If you are an Architect you may have discovered that you are not going to be asked to spend all your time on improving the design of an existing software product, nor to write code for an specific project.

As soon as you become an Architect, your meeting’s calendar will grow considerably. You will be asked to do the planning for several projects, to come up with estimates, and a very high level description of the software components that will need to be taken into account to accomplish the project. In addition, if you work for a big multinational company, you will be asked to analyse the software technologies of other companies that your company has the intention to acquire. Then, you will present your work to the business using a slide based or a word based tool. This is fine. You have to have very good communication skills.

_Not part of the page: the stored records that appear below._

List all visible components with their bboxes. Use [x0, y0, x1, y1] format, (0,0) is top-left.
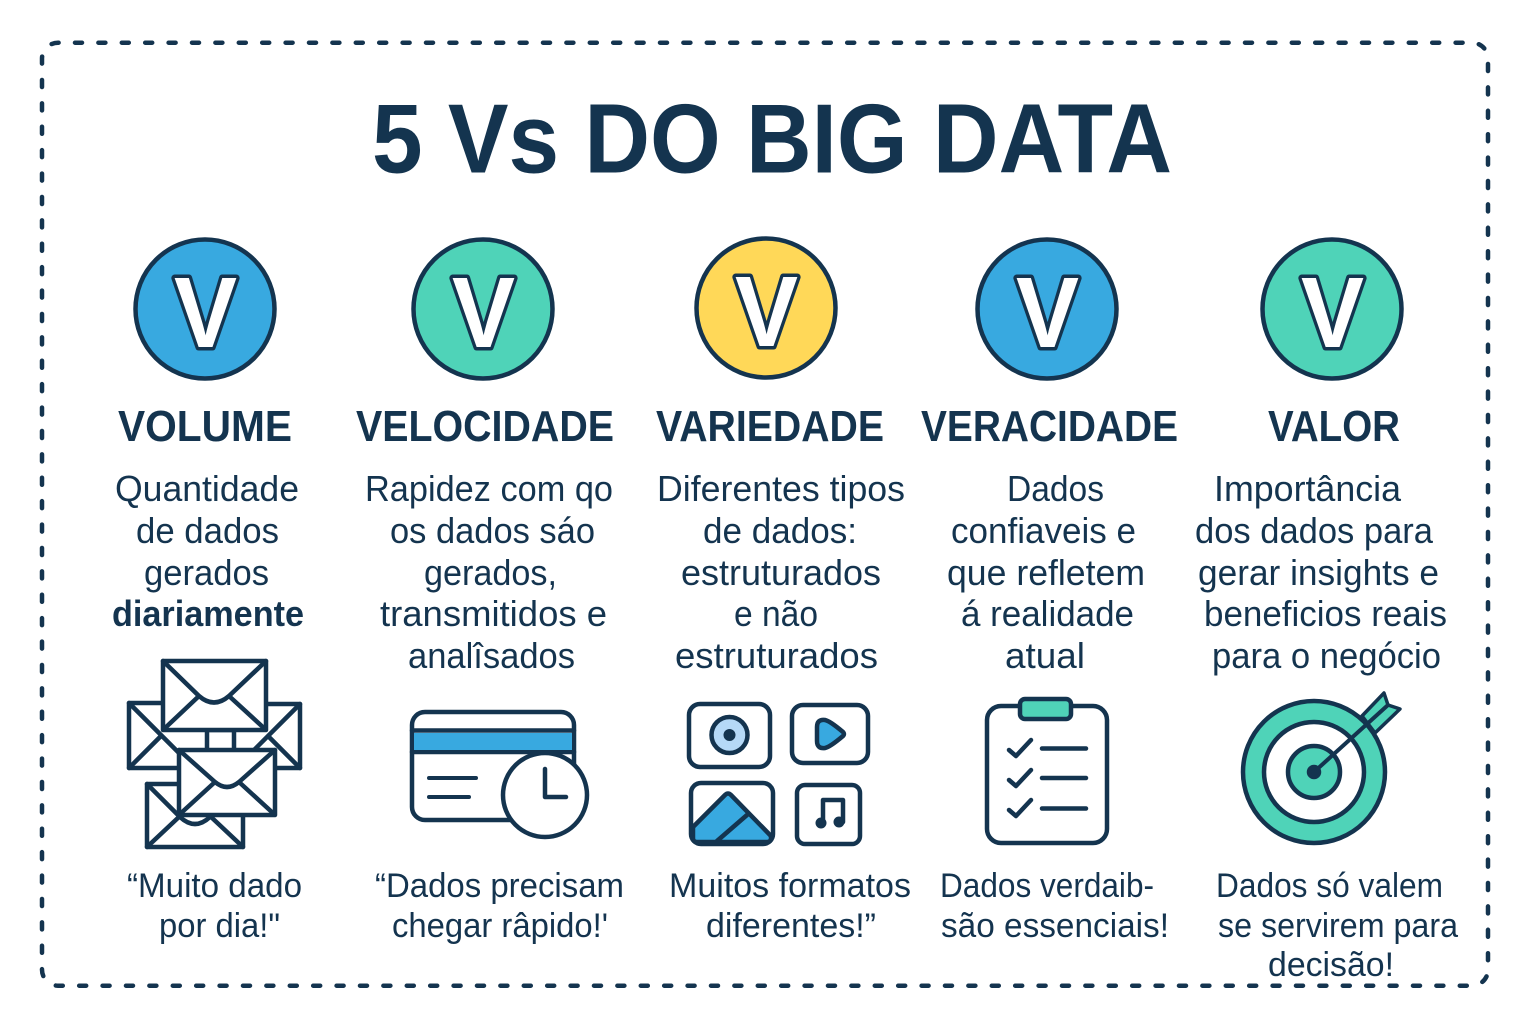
caption: veracidade: [940, 867, 1169, 945]
icon: V badge valor: [1262, 240, 1402, 378]
icon: V badge variedade: V: [735, 256, 798, 368]
heading: volume: VOLUME: [118, 403, 292, 451]
description: variedade: estruturados: [681, 552, 881, 593]
icon: card with clock: [412, 712, 587, 837]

But, you cannot forget that an entire team of developers and technical leads are waiting for your guidance too. You cannot leave them behind, you must find the time to write code, to design, to configure a development environment, to write test cases, to explain why an algorithm is better than other, to help developers to fix bugs, to help developers to write maintainable code, to help developers to write unit testable code, to help developers to come up with good designs, to help developers to identify and propose solutions for performance bottlenecks, etc. As an Architect, you must be able to replace a developer if for any reason that is required. In order to be able to do this and in order to lead (by example) a development team, you cannot be entirely divorced from development activities.

Try to find the balance between business related activities vs development activities. If you find hard to have time for development activities, block your calendar once a week (half day) to sit down and write code. This does not mean that you want to ignore an important part of your role, this means that you want to be prepared one day to do development for an underestimated project to deliver it in time.

Stay with your development team, don’t isolate yourself in an office. Make feel them that you are there if they need any help or suggestion. Listen what they say while doing development. Write code yourself and commit code into the repository once in a while.

Oh yes… you will have more work to do with the same amount of hours you had before.